Of course this should be done along with biometric data capture to check mate duplication. Even the formal sector, many eligible staffs were not enrolled due to inefficiency and bureaucracy of the registration process. It takes nothing less than 6 months to one year to get registered. Additionally, the national health insurance scheme has not done enough publicity to market the products available in the informal sector. No enough radio jingles and TV adverts to educate the public about the scheme except sporadic radio interview with the personnel. They failed in their supervisory role, dine and wine with HMOs.
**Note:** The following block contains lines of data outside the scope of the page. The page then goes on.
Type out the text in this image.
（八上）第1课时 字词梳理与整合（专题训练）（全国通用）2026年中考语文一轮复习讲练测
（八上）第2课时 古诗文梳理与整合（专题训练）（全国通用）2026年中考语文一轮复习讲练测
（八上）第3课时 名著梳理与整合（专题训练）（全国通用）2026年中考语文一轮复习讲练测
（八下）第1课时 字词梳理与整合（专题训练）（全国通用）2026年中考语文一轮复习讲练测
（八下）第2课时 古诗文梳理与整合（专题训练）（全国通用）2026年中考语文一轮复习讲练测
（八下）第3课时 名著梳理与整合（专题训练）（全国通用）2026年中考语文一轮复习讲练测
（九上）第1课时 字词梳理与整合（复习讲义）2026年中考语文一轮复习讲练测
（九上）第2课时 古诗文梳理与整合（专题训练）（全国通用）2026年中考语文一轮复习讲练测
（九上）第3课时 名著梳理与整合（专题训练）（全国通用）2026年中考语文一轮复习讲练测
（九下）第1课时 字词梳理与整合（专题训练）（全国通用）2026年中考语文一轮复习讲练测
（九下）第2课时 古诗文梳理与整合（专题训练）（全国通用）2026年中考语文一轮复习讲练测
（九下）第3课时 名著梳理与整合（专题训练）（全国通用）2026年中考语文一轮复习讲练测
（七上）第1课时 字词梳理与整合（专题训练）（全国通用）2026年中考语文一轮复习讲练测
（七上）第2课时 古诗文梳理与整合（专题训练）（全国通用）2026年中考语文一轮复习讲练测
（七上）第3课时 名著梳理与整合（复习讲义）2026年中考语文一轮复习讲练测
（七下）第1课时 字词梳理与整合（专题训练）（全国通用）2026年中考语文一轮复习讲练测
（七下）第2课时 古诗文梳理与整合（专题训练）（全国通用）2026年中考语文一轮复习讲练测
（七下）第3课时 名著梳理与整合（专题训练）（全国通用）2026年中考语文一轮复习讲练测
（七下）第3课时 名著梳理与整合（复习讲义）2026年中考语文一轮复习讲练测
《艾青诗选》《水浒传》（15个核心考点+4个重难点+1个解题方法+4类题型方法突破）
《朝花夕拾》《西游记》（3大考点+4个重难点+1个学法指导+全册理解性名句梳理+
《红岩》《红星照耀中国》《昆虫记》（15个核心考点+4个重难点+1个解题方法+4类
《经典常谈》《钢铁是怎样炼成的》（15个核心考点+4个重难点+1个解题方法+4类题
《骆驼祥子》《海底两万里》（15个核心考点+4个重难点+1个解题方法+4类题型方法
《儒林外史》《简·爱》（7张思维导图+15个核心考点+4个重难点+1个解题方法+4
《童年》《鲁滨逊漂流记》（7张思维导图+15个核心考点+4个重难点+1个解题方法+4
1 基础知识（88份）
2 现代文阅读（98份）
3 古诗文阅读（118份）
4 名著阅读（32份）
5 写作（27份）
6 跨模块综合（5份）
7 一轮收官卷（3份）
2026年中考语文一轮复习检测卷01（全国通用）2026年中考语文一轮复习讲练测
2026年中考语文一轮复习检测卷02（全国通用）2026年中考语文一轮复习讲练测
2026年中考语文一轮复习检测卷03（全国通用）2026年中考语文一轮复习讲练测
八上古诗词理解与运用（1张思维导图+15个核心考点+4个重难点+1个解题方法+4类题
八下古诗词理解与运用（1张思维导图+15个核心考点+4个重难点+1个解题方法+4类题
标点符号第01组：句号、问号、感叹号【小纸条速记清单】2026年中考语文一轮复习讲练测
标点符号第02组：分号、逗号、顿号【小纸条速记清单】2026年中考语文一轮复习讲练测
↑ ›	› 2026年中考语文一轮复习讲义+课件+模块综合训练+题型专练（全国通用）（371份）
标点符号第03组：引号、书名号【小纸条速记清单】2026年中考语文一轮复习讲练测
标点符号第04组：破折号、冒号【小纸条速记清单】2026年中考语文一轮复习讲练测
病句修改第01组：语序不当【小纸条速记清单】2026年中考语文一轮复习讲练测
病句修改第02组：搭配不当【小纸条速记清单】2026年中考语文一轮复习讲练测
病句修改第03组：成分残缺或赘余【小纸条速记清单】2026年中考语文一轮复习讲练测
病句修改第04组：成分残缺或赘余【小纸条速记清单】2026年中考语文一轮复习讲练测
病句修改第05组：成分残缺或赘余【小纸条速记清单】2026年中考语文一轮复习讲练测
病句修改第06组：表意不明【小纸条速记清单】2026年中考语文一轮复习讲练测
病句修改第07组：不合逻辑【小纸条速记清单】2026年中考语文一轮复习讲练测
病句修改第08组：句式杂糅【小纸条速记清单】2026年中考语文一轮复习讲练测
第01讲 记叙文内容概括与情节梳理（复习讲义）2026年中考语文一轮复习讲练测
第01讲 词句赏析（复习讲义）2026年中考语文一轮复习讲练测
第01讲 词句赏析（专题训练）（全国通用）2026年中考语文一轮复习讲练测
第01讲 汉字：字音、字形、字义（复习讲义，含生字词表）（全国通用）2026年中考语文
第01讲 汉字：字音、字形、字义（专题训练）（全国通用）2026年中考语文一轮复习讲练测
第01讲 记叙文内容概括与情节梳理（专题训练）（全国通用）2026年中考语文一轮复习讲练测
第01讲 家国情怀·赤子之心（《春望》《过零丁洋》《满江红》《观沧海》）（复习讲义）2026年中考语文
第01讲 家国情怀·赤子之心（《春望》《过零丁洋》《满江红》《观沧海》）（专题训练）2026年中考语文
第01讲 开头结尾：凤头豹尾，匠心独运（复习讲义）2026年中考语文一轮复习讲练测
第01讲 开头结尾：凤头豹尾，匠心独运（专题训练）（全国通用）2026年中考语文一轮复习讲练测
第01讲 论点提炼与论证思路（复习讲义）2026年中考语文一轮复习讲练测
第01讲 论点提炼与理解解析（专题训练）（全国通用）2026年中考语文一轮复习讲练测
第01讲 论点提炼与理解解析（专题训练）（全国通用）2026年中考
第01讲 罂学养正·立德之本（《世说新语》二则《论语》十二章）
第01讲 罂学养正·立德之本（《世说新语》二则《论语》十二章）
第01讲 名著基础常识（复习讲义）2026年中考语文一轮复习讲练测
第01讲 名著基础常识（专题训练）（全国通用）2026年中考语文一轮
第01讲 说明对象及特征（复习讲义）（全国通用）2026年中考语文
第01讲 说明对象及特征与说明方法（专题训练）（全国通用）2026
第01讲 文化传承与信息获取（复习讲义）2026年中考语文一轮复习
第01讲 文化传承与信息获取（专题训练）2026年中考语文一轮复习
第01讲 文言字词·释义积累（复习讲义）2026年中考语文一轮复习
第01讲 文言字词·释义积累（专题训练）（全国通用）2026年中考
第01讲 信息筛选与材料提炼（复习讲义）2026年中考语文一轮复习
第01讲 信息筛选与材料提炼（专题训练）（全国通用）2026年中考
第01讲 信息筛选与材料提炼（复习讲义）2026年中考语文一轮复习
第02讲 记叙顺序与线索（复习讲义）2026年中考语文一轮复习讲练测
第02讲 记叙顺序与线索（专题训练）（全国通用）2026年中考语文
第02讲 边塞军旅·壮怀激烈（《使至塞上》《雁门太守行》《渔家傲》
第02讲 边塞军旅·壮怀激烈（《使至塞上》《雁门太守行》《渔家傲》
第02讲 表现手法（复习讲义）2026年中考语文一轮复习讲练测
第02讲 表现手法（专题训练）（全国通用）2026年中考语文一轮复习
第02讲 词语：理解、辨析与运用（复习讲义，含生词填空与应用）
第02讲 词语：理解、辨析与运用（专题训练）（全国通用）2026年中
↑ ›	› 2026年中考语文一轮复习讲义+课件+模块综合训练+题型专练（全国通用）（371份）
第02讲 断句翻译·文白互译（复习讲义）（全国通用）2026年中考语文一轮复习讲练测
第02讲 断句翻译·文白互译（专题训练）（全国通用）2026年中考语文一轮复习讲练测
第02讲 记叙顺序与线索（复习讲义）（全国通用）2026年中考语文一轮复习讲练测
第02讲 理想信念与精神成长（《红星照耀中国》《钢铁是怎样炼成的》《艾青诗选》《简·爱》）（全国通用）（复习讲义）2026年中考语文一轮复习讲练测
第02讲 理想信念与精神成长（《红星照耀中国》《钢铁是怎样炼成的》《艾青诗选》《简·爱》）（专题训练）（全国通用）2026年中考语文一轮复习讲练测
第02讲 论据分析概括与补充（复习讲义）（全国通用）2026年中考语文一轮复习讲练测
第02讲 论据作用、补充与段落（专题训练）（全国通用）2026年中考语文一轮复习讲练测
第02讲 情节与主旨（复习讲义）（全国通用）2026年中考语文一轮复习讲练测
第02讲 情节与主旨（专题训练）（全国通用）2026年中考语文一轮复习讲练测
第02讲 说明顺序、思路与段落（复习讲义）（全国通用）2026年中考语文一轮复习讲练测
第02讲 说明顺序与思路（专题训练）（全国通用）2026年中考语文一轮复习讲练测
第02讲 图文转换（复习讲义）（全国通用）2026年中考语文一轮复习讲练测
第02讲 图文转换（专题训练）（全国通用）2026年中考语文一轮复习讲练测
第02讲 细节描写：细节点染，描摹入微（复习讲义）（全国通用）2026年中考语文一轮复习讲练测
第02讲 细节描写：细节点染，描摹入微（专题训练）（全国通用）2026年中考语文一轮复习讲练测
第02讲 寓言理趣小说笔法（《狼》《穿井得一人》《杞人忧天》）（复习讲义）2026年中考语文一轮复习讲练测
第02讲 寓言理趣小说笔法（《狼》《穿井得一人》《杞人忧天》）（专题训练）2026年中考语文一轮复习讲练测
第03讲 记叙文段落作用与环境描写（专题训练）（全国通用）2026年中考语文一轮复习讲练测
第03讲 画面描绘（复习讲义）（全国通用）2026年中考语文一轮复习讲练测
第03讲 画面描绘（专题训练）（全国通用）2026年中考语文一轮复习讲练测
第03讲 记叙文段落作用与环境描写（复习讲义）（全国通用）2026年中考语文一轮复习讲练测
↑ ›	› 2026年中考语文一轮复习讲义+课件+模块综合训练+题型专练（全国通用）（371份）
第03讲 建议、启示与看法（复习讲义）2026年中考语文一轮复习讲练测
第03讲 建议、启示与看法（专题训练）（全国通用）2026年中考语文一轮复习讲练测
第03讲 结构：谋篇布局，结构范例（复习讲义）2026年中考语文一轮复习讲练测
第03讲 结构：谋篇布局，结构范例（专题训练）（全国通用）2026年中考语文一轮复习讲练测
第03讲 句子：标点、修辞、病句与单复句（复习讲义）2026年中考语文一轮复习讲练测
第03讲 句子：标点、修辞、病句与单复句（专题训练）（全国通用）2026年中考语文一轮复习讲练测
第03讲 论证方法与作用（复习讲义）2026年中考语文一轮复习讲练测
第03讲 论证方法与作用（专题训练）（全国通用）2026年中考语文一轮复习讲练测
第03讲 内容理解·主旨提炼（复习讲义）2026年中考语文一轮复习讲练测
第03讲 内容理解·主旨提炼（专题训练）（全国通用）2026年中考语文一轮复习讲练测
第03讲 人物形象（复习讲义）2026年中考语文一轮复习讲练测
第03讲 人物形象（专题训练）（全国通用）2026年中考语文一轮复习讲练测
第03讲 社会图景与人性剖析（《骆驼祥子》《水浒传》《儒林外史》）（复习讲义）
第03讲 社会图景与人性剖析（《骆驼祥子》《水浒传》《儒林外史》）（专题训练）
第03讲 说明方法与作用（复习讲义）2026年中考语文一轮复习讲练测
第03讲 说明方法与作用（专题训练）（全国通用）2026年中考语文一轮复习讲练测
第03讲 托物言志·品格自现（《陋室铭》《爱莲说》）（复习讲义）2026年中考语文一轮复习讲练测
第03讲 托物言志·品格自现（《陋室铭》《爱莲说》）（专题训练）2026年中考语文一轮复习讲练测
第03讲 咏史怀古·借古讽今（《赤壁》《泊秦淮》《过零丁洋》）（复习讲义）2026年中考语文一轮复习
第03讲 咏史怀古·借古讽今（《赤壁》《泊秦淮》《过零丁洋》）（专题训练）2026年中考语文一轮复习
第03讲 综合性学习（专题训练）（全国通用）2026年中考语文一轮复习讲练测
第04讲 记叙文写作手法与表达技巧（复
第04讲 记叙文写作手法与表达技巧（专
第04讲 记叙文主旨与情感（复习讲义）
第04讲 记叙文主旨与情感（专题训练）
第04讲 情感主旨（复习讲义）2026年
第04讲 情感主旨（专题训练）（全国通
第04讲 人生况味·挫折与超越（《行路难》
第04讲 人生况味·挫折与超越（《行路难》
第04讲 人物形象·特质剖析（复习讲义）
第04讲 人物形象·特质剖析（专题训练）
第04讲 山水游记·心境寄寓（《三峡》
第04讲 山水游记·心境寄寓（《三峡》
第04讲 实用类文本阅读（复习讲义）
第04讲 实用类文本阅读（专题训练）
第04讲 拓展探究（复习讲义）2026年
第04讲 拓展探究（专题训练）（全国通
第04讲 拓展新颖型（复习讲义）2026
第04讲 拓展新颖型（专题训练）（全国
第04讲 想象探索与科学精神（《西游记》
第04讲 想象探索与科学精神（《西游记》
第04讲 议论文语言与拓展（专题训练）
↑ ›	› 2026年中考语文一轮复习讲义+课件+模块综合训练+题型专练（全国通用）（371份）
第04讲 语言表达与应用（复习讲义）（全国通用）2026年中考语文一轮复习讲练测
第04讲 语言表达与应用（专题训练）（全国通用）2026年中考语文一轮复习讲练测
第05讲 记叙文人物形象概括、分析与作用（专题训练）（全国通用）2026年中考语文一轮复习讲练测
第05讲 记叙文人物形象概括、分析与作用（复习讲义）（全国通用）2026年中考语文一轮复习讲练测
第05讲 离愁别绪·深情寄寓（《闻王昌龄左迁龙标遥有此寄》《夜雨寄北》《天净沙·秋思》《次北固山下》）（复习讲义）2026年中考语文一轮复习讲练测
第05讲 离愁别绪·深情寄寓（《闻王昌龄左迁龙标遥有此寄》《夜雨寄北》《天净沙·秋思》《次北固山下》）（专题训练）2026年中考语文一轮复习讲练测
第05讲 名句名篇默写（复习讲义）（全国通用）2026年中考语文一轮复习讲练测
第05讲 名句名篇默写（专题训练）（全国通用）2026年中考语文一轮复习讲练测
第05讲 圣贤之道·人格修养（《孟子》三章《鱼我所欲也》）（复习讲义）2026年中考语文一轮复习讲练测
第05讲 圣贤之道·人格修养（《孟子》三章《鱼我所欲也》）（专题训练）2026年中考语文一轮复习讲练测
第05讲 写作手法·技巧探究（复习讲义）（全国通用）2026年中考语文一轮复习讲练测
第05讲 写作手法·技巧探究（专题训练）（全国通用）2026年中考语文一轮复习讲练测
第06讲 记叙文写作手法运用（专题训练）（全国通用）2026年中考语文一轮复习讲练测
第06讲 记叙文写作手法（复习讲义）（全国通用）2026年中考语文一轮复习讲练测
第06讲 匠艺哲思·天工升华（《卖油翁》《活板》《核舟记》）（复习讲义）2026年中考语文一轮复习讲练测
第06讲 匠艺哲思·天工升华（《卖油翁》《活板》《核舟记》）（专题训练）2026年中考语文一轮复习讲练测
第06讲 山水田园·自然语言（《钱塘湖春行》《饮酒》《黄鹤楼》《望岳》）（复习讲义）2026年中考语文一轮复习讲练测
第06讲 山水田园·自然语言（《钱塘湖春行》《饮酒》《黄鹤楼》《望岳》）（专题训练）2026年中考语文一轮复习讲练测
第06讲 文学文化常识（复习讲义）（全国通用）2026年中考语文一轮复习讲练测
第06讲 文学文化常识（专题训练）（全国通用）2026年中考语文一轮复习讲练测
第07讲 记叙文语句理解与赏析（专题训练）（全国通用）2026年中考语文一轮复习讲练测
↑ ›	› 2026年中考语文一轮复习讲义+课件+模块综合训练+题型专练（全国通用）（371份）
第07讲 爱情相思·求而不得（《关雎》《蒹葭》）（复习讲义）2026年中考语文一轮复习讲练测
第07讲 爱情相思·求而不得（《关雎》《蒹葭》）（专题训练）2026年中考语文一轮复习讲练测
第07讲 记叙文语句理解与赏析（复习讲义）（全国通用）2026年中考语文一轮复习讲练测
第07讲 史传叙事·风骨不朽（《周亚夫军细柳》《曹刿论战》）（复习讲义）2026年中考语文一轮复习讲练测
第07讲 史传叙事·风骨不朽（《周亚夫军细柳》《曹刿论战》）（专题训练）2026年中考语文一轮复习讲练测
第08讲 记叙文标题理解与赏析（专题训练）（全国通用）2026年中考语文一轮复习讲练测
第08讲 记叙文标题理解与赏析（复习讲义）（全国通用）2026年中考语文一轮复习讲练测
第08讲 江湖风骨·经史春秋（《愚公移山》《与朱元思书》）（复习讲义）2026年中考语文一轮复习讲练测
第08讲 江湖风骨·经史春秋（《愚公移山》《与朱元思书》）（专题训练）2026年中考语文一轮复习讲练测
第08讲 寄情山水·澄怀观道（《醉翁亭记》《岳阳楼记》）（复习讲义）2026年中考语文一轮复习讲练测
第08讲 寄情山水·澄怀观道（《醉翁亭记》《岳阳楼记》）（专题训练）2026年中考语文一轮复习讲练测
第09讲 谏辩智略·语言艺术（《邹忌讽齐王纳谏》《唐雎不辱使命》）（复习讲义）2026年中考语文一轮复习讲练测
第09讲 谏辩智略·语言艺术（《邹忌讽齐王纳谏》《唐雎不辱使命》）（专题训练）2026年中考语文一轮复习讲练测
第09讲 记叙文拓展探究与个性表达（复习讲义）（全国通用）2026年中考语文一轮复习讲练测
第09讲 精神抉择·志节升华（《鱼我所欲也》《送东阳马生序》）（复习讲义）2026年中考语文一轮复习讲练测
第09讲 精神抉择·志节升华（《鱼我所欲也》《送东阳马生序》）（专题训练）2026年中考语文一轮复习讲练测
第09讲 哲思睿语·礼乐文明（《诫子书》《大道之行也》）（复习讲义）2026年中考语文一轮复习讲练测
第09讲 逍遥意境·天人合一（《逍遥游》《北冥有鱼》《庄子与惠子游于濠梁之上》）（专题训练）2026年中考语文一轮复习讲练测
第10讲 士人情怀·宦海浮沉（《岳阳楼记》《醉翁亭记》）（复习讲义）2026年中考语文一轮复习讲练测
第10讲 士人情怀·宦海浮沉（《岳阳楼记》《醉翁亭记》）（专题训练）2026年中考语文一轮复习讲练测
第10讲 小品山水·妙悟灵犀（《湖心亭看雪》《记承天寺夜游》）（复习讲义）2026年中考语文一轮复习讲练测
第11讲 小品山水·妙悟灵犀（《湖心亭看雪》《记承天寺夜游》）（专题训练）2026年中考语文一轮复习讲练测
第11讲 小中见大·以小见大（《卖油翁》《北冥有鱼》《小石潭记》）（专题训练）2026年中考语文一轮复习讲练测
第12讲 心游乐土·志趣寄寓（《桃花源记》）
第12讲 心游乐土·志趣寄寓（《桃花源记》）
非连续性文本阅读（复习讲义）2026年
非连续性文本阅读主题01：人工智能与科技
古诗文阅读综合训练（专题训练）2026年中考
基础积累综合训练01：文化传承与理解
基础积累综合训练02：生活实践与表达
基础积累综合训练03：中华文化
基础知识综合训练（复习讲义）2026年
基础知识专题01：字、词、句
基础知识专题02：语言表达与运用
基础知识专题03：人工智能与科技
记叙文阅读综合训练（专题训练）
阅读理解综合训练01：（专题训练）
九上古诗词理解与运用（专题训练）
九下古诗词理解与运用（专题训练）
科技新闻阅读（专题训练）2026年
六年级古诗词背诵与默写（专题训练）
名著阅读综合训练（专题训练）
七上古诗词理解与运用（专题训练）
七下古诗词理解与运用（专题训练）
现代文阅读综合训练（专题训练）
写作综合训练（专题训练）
The second major players are the powerful health maintenance organisations which serve as middlemen between the government and hospital. Supposedly, they represent the interest of the enrollees. The big question is how many enrollees even know their HMOs? The HMOs have no business with you even-though they thrive on your capitation. The usual practice is that a particular institution will be allocated to particular HMOs and therefore all staff therein has to register under the company. Unlike pension scheme, where staff has a chance to interact with his or her Pension Fund Administrator, HMOs are invisible and too arrogant for that. Many of them have only one office in Lagos but their area of jurisdiction covers the entire country.
When federal government banned the use of unregistered SIMS, the telecommunication companies reached out to people to register them. Our invincible HMOs will never do that because they have institutional allocation, not individual allocation. IF you like stay there, at the end of the month they get paid three-month capitations in advance. There are many instances hospital rejected patients because the HMOs refused to pay them despite collecting capitations. There are instances where HMOs are not reachable in a critical situation where they are needed.
I don't want to talk about the corruption allegation running into billions of naira against the HMOs, it is already in public domain and various investigative panels have been set up to unearth the truth. I personally believe HMOs have nothing to do in the formal sector, they should be moved to informal sector to help government mobilise more enrollees or be scrapped completely.
The hospitals are other players that sabotage the scheme in their own way. Some hospitals in order to maximise gain, capitalised on the fact that branded prescriptions are not allowed in NHIS prescription, to stock cheap and substandard drugs for the patients. For example, you hardly be given Xalathan, Augmentin, and Rocephin as NHIS patients but rather some unpopular products with no proven efficacy were dispensed. This in addition to general unfriendly treatment attributed to Nigerian health workers.
The National Health Insurance Scheme is our own version of NHS, Medicare and has the potential to provide access to quality health services to all Nigerians. We should not allow the few players to deprive the majority accessibility to health care. The on-going crisis is an opportunity to undertake a full blown investigation into the scheme; anybody found wanting should be made to face the music.